Namun meski anti-Habibie, aku punya hubungan “cukup dekat” dengan keluarga Habibie di Batam. Sebagai mantan Ketua Otorita Batam keluarga Habibie memiliki basis ekonomi cukup kuat di Batam. Selain itu adik perempuan Habibie, Sri Rejeki Soedharsono, yang mempunyai bisnis pendidikan dan rumah sakit selain menjabat sebagai ketua sebuah LSM yang bergerak di bidang kesehatan, tinggal di Batam. Awalnya Sri hanya menjadi narasumber biasa bagiku. Tapi tidak lama kemudian aku menjadi wartawan “kesayangannya”. Pernah ia menunda sebuah acara penting yang diadakannya hanya karena menunggu kedatanganku untuk meliputnya.
Kembali ke Habibie, meski sempat menjadi ikon kebangkitan Islam di Indonesia, identifikasi Habibie dengan Islam semakin lama semakin pudar seiring pandangan politik Habibie sendiri yang kurang jelas membela aspirasi ummat Islam. Yang nampak justru sebaliknya, Habibie, saat menjadi presiden, lebih memperhatikan aspirasi kelompok non-Islam.
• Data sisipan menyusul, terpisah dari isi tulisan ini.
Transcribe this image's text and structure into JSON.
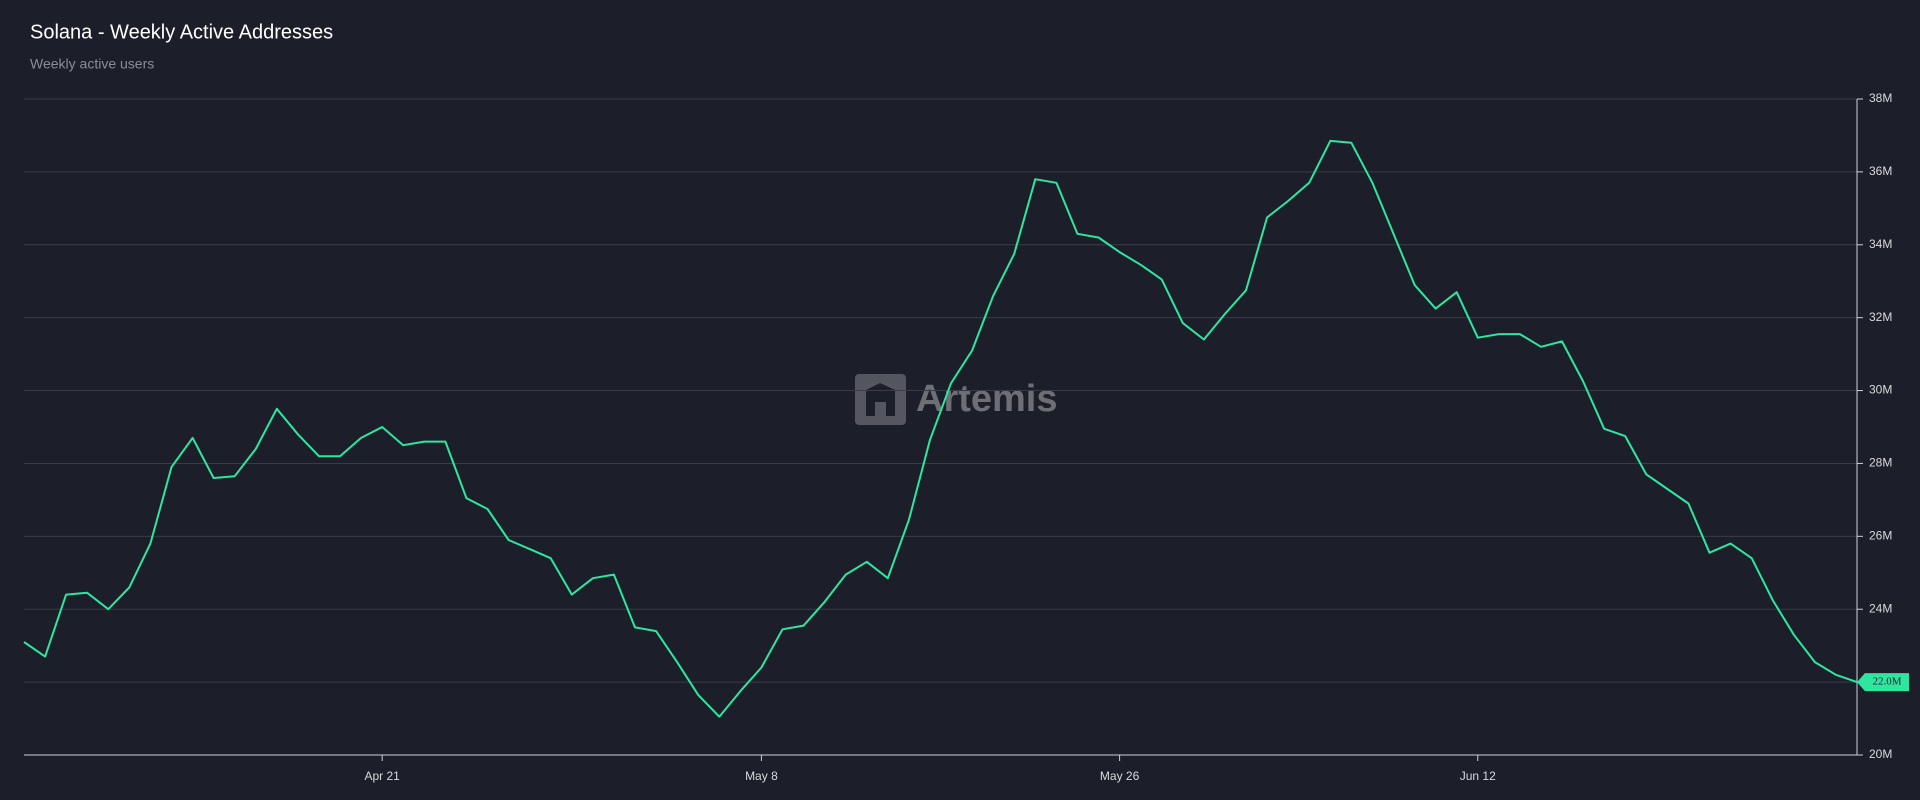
{
  "chart_data": {
    "type": "line",
    "title": "Solana - Weekly Active Addresses",
    "subtitle": "Weekly active users",
    "watermark": "Artemis",
    "categories": [
      null,
      null,
      null,
      null,
      null,
      null,
      null,
      null,
      null,
      null,
      null,
      null,
      null,
      null,
      null,
      null,
      null,
      "Apr 21",
      null,
      null,
      null,
      null,
      null,
      null,
      null,
      null,
      null,
      null,
      null,
      null,
      null,
      null,
      null,
      null,
      null,
      "May 8",
      null,
      null,
      null,
      null,
      null,
      null,
      null,
      null,
      null,
      null,
      null,
      null,
      null,
      null,
      null,
      null,
      "May 26",
      null,
      null,
      null,
      null,
      null,
      null,
      null,
      null,
      null,
      null,
      null,
      null,
      null,
      null,
      null,
      null,
      "Jun 12",
      null,
      null,
      null,
      null,
      null,
      null,
      null,
      null,
      null,
      null,
      null,
      null,
      null,
      null,
      null,
      null,
      null,
      null
    ],
    "series": [
      {
        "name": "Weekly active users",
        "color": "#2ee6a0",
        "values": [
          23.1,
          22.7,
          24.4,
          24.45,
          24.0,
          24.6,
          25.8,
          27.9,
          28.7,
          27.6,
          27.65,
          28.4,
          29.5,
          28.8,
          28.2,
          28.2,
          28.7,
          29.0,
          28.5,
          28.6,
          28.6,
          27.05,
          26.75,
          25.9,
          25.65,
          25.4,
          24.4,
          24.85,
          24.95,
          23.5,
          23.4,
          22.55,
          21.65,
          21.05,
          21.75,
          22.4,
          23.45,
          23.55,
          24.2,
          24.95,
          25.3,
          24.85,
          26.45,
          28.65,
          30.2,
          31.1,
          32.6,
          33.75,
          35.8,
          35.7,
          34.3,
          34.2,
          33.8,
          33.45,
          33.05,
          31.85,
          31.4,
          32.1,
          32.75,
          34.75,
          35.2,
          35.7,
          36.85,
          36.8,
          35.7,
          34.3,
          32.9,
          32.25,
          32.7,
          31.45,
          31.55,
          31.55,
          31.2,
          31.35,
          30.25,
          28.95,
          28.75,
          27.7,
          27.3,
          26.9,
          25.55,
          25.8,
          25.4,
          24.25,
          23.3,
          22.55,
          22.2,
          22.0
        ],
        "value_labels": [
          null,
          null,
          null,
          null,
          null,
          null,
          null,
          null,
          null,
          null,
          null,
          null,
          null,
          null,
          null,
          null,
          null,
          null,
          null,
          null,
          null,
          null,
          null,
          null,
          null,
          null,
          null,
          null,
          null,
          null,
          null,
          null,
          null,
          null,
          null,
          null,
          null,
          null,
          null,
          null,
          null,
          null,
          null,
          null,
          null,
          null,
          null,
          null,
          null,
          null,
          null,
          null,
          null,
          null,
          null,
          null,
          null,
          null,
          null,
          null,
          null,
          null,
          null,
          null,
          null,
          null,
          null,
          null,
          null,
          null,
          null,
          null,
          null,
          null,
          null,
          null,
          null,
          null,
          null,
          null,
          null,
          null,
          null,
          null,
          null,
          null,
          null,
          "22.0M"
        ]
      }
    ],
    "ylim": [
      20,
      38
    ],
    "yticks": [
      {
        "value": 20,
        "label": "20M"
      },
      {
        "value": 22,
        "label": "22M"
      },
      {
        "value": 24,
        "label": "24M"
      },
      {
        "value": 26,
        "label": "26M"
      },
      {
        "value": 28,
        "label": "28M"
      },
      {
        "value": 30,
        "label": "30M"
      },
      {
        "value": 32,
        "label": "32M"
      },
      {
        "value": 34,
        "label": "34M"
      },
      {
        "value": 36,
        "label": "36M"
      },
      {
        "value": 38,
        "label": "38M"
      }
    ],
    "grid": true
  }
}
Ia hampir tidak pernah mengeluarkan statemen politik, apalagi mengeluarkan kebijakan politik yang jelas-jelas pro-Islam. Kebijakan politik yang diambilnya, seperti kebebasan pers, otonomi daerah dan pembebasan tahanan politik lebih banyak memperhatikan aspirasi kalangan demokrat-liberal non-Islam seperti Christianto Wibisono, George Aditjondro, dan Arief Budiman. Dalam hal pembebasan tahanan politik bahkan ia menganaktirikan tahanan politik dari kalangan Islam. Salah satu kebijakan pertama yang dillakukan Habibie justru adalah memberikan penghargaan kenegaraan kepada istrinya sendiri, dengan alasan telah berjasa mendampinginya di masa-masa sulit selama pergantian kekuasaan.
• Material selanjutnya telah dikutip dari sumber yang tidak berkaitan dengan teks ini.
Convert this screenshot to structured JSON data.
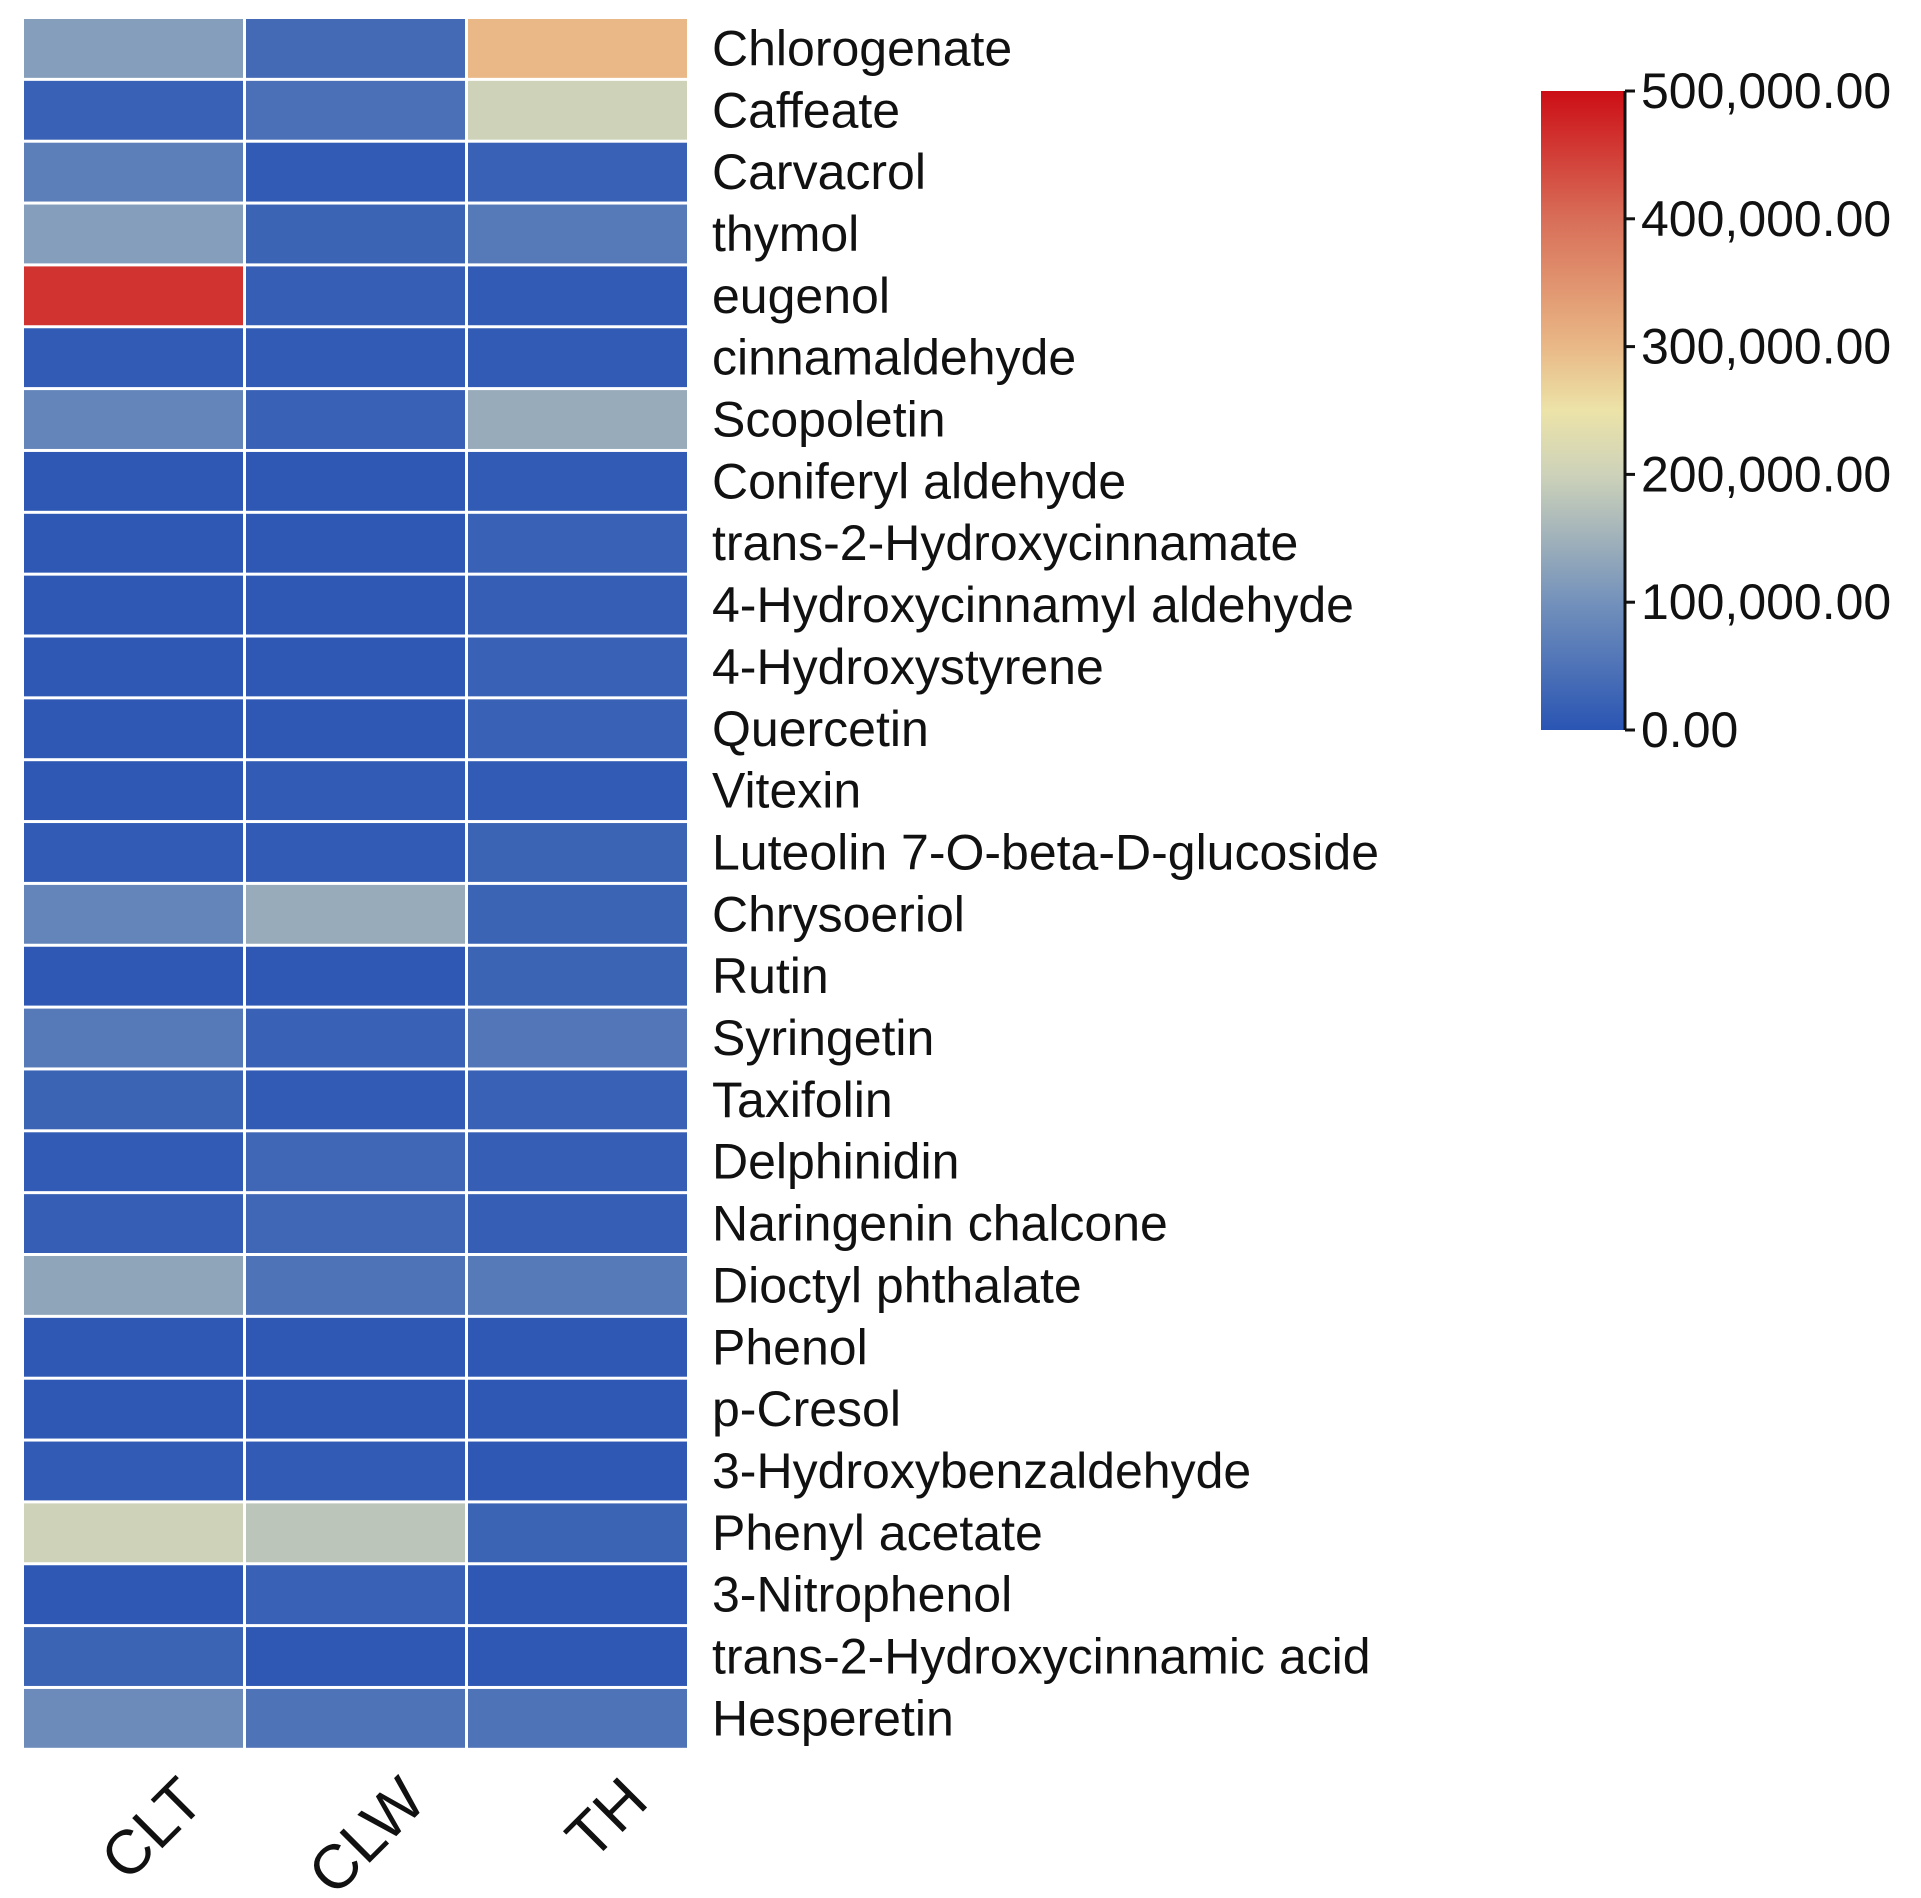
{
  "chart_data": {
    "type": "heatmap",
    "title": "",
    "columns": [
      "CLT",
      "CLW",
      "TH"
    ],
    "rows": [
      "Chlorogenate",
      "Caffeate",
      "Carvacrol",
      "thymol",
      "eugenol",
      "cinnamaldehyde",
      "Scopoletin",
      "Coniferyl aldehyde",
      "trans-2-Hydroxycinnamate",
      "4-Hydroxycinnamyl aldehyde",
      "4-Hydroxystyrene",
      "Quercetin",
      "Vitexin",
      "Luteolin 7-O-beta-D-glucoside",
      "Chrysoeriol",
      "Rutin",
      "Syringetin",
      "Taxifolin",
      "Delphinidin",
      "Naringenin chalcone",
      "Dioctyl phthalate",
      "Phenol",
      "p-Cresol",
      "3-Hydroxybenzaldehyde",
      "Phenyl acetate",
      "3-Nitrophenol",
      "trans-2-Hydroxycinnamic acid",
      "Hesperetin"
    ],
    "values": [
      [
        120000,
        35000,
        300000
      ],
      [
        20000,
        45000,
        200000
      ],
      [
        70000,
        10000,
        20000
      ],
      [
        120000,
        25000,
        60000
      ],
      [
        460000,
        15000,
        10000
      ],
      [
        10000,
        10000,
        10000
      ],
      [
        80000,
        20000,
        140000
      ],
      [
        5000,
        5000,
        10000
      ],
      [
        5000,
        5000,
        20000
      ],
      [
        5000,
        5000,
        15000
      ],
      [
        5000,
        5000,
        20000
      ],
      [
        5000,
        5000,
        20000
      ],
      [
        5000,
        10000,
        10000
      ],
      [
        10000,
        10000,
        25000
      ],
      [
        80000,
        140000,
        25000
      ],
      [
        5000,
        5000,
        25000
      ],
      [
        60000,
        20000,
        55000
      ],
      [
        25000,
        10000,
        20000
      ],
      [
        10000,
        30000,
        15000
      ],
      [
        15000,
        30000,
        15000
      ],
      [
        130000,
        50000,
        60000
      ],
      [
        5000,
        5000,
        5000
      ],
      [
        5000,
        5000,
        5000
      ],
      [
        10000,
        10000,
        5000
      ],
      [
        200000,
        180000,
        25000
      ],
      [
        5000,
        20000,
        5000
      ],
      [
        25000,
        5000,
        5000
      ],
      [
        90000,
        50000,
        50000
      ]
    ],
    "colorbar": {
      "min": 0,
      "max": 500000,
      "ticks": [
        0,
        100000,
        200000,
        300000,
        400000,
        500000
      ],
      "tick_labels": [
        "0.00",
        "100,000.00",
        "200,000.00",
        "300,000.00",
        "400,000.00",
        "500,000.00"
      ],
      "stops": [
        {
          "value": 0,
          "color": "#2a55b3"
        },
        {
          "value": 100000,
          "color": "#7391bb"
        },
        {
          "value": 200000,
          "color": "#cdd2b9"
        },
        {
          "value": 250000,
          "color": "#ece3a8"
        },
        {
          "value": 300000,
          "color": "#e9b886"
        },
        {
          "value": 400000,
          "color": "#d86e58"
        },
        {
          "value": 500000,
          "color": "#cc0e16"
        }
      ]
    },
    "grid_color": "#ffffff"
  }
}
Puncak “pengkhianatan” Habibie adalah pemberian opsi kemerdekaan kepada Timor Timur yang akhirnya berbuntut propinsi termuda itu jatuh ke tangan orang-orang non-Islam. Tidak saja dipermalukan di mata internasional karena integritas Indonesia sebagai sebuah bangsa besar telah tumbang, upaya-upaya Islamisasi yang telah susah payah diupayakan sebagian kalangan Islam di negeri mayoritas Katholik itu pun runtuh. Konon “pengkhianatan” Habibie ini hanya karena ia tergiur dengan iming-iming nominasi hadiah Nobel Perdamaian bila mau memberikan opsi kemerdekaan Timor Timur. Dan ternyata iming-iming itu hanyalah pepesan kosong belaka.
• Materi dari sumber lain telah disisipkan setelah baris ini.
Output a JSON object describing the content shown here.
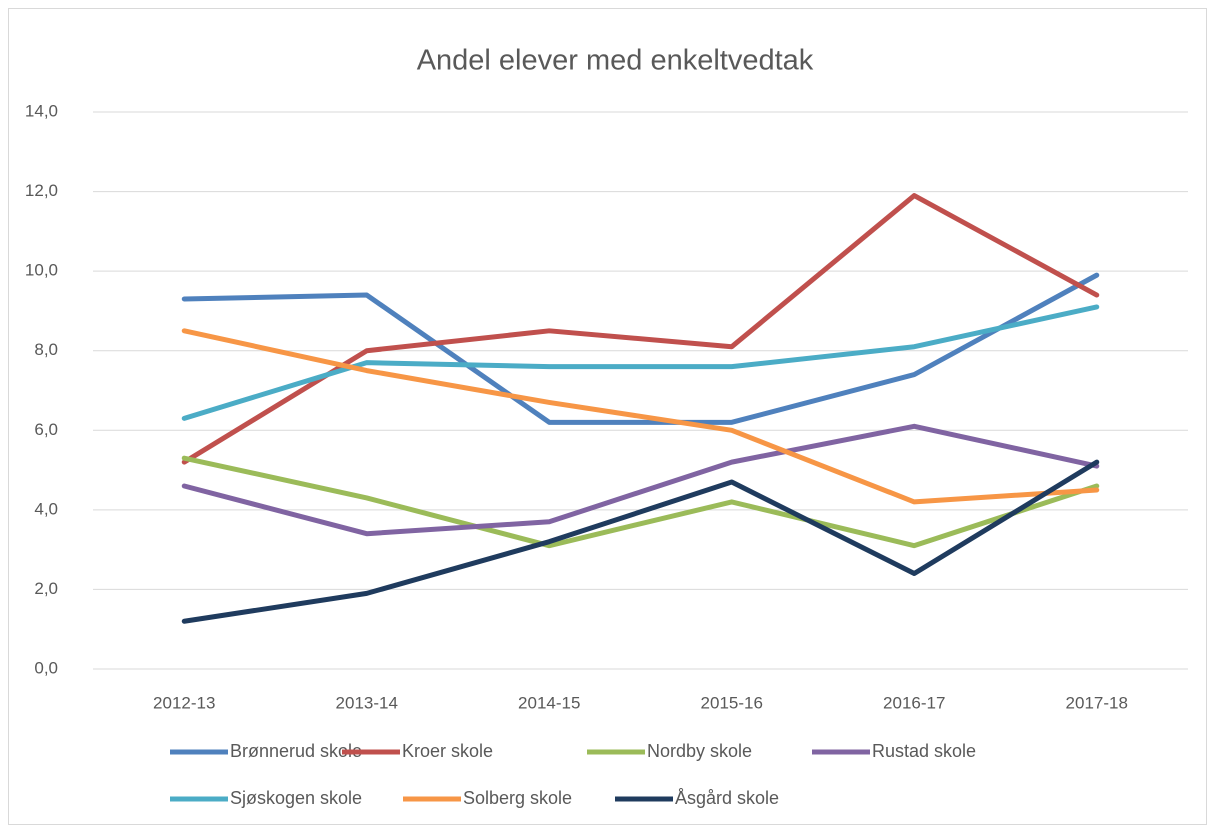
{
  "chart_data": {
    "type": "line",
    "title": "Andel elever med enkeltvedtak",
    "categories": [
      "2012-13",
      "2013-14",
      "2014-15",
      "2015-16",
      "2016-17",
      "2017-18"
    ],
    "series": [
      {
        "name": "Brønnerud skole",
        "color": "#4f81bd",
        "values": [
          9.3,
          9.4,
          6.2,
          6.2,
          7.4,
          9.9
        ]
      },
      {
        "name": "Kroer skole",
        "color": "#c0504d",
        "values": [
          5.2,
          8.0,
          8.5,
          8.1,
          11.9,
          9.4
        ]
      },
      {
        "name": "Nordby skole",
        "color": "#9bbb59",
        "values": [
          5.3,
          4.3,
          3.1,
          4.2,
          3.1,
          4.6
        ]
      },
      {
        "name": "Rustad skole",
        "color": "#8064a2",
        "values": [
          4.6,
          3.4,
          3.7,
          5.2,
          6.1,
          5.1
        ]
      },
      {
        "name": "Sjøskogen skole",
        "color": "#4bacc6",
        "values": [
          6.3,
          7.7,
          7.6,
          7.6,
          8.1,
          9.1
        ]
      },
      {
        "name": "Solberg skole",
        "color": "#f79646",
        "values": [
          8.5,
          7.5,
          6.7,
          6.0,
          4.2,
          4.5
        ]
      },
      {
        "name": "Åsgård skole",
        "color": "#1f3b5e",
        "values": [
          1.2,
          1.9,
          3.2,
          4.7,
          2.4,
          5.2
        ]
      }
    ],
    "ylim": [
      0,
      14
    ],
    "yticks": [
      {
        "value": 0,
        "label": "0,0"
      },
      {
        "value": 2,
        "label": "2,0"
      },
      {
        "value": 4,
        "label": "4,0"
      },
      {
        "value": 6,
        "label": "6,0"
      },
      {
        "value": 8,
        "label": "8,0"
      },
      {
        "value": 10,
        "label": "10,0"
      },
      {
        "value": 12,
        "label": "12,0"
      },
      {
        "value": 14,
        "label": "14,0"
      }
    ],
    "grid": true
  }
}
Kini, setelah jatuh dari kursi kepresidenan pun Habibie lebih memilih tinggal di Jerman, negara basis kekuatan Yahudi kapitalis internasional, daripada negeri yang telah melahirkannya. Sama seperti Christianto Wibisono, George Aditjondro dan Arief Budiman yang lebih memilih tinggal di negeri patronnya, Amerika dan Australia sembari terus mengkampanyekan kemerdekaan Papua, setelah Timor Timur lepas dari pelukan ibu pertiwi. Sesekali Habibie datang ke Indonesia, menjenguk kebun duriannya, atau bersama The Habibie Center-nya, mengurusi flu burung dan menjadi pengamat sinetron TV.
Sekitar bulan September 2006 Habibie meluncurkan buku Detik-Detik yang Menentukan yang menghebohkan karena menceritakan kontroversi pencopotan Pangkostrad Letjend Prabowo Subiyanto paska pergantian kekuasaan Soeharto ke Habibie. Entah apa maksud Habibie dengan menuliskan buku itu. Selain membuka aib dan memancing perseteruan, tidak ada satupun nilai tambah yang dihasilkan dari buku itu. Faktanya adalah Prabowo adalah salah seorang pendukung kuat Habibie. Tanpa Prabowo dan kelompok ABRI Hijau-nya, karier politik Habibie hampir tidak akan lebih tinggi dari seorang menteri biasa.